If you only had listed the first two points then the recommendation would be for you to create a thrid-party application in your tenant to represent your customer application (First-Party and Third-Party Applications). The application could then use any of the OAuth 2.0 flows to obtain an access token that would allow it to call your API.
However, the above implies that the end-users authenticating into that third-party application will need to exist in your tenant.
Can you clarify how literal is the third point you mentioned; in particular, when you say:
don’t want to create…
does this mean that you just not want to have to create these users because you don’t really manage their credentials and as such this is a dynamic set of users that is controlled by your customer?
If yes, then this would be solved by your customer providing their own identity provider for this set of users and you would just create a connection in your Auth0 tenant; this way any user from the upstream identity provider (your customer) could login without you having to first create any user profile record in Auth0.
However, the above would still lead to user profiles being created in your Auth0 tenant; so if your third point is about not having any notion of those end-users in your own Auth0 tenant then I don’t see how this could be made to work.
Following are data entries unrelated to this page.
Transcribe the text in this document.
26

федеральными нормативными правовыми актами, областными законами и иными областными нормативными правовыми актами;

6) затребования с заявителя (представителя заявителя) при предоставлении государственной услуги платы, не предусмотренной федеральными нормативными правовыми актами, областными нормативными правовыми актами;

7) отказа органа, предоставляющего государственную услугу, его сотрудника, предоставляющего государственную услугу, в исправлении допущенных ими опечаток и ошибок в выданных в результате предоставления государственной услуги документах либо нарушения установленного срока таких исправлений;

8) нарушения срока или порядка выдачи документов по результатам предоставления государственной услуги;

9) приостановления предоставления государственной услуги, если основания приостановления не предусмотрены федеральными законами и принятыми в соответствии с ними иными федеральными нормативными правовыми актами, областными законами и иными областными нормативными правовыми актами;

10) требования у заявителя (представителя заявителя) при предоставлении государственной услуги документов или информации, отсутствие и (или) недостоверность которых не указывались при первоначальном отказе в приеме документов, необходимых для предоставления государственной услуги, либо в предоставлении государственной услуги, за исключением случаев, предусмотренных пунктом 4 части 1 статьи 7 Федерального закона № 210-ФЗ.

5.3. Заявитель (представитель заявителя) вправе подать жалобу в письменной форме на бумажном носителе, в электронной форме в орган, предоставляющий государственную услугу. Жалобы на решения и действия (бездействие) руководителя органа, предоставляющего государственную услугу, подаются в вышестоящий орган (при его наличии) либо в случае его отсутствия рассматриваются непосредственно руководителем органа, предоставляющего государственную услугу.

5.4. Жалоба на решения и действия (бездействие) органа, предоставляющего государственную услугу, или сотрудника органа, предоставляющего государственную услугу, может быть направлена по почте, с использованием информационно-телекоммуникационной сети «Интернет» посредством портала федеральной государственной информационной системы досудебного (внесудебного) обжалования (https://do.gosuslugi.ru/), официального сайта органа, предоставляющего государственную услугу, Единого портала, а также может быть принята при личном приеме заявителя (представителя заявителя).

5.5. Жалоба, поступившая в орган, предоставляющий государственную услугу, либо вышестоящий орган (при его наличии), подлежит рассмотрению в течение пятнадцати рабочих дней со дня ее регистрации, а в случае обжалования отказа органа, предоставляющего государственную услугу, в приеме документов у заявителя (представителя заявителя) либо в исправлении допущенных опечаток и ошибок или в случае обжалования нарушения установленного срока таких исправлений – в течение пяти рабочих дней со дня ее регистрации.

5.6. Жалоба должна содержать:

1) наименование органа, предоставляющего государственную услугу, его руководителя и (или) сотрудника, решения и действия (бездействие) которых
Thanks jmangelo for the response. Yes, the customer is managing the users and their credentials and we don’t have control over it.
I am thinking if the below approach would work:
We’ll share a client_id and client_secret to the customer.
Once the user logs into the customer application, the customer application server side code will hit the auth0 token endpoint passing the client credentials, custom claims like user name, roles and scopes to generate a token.
The customer server side code will store this generated token for the user in their backend and pass it to the browser code when required.
The browser can make calls to our APIs using this token.
On our API side, we’ll validate the token and decode it to get the user name, role and scopes.
Although technically feasible you would be using a hacked client credentials flow to actually obtain a token that contains user information. I would personally avoid this simply because it’s really unexpected and you would be using a flow for something that the flow as not designed.
Although the customer manages the users, if that customer has any identity provider supporting OIDC/OAuth 2.0, WS-Federation or SAML you could quickly integrate those users by having just one connection in your tenant. Why is that not feasible?
what will the flow in case of passwordless connection being offered to the customer?
how authentication works for external apps in case of passwordless connection.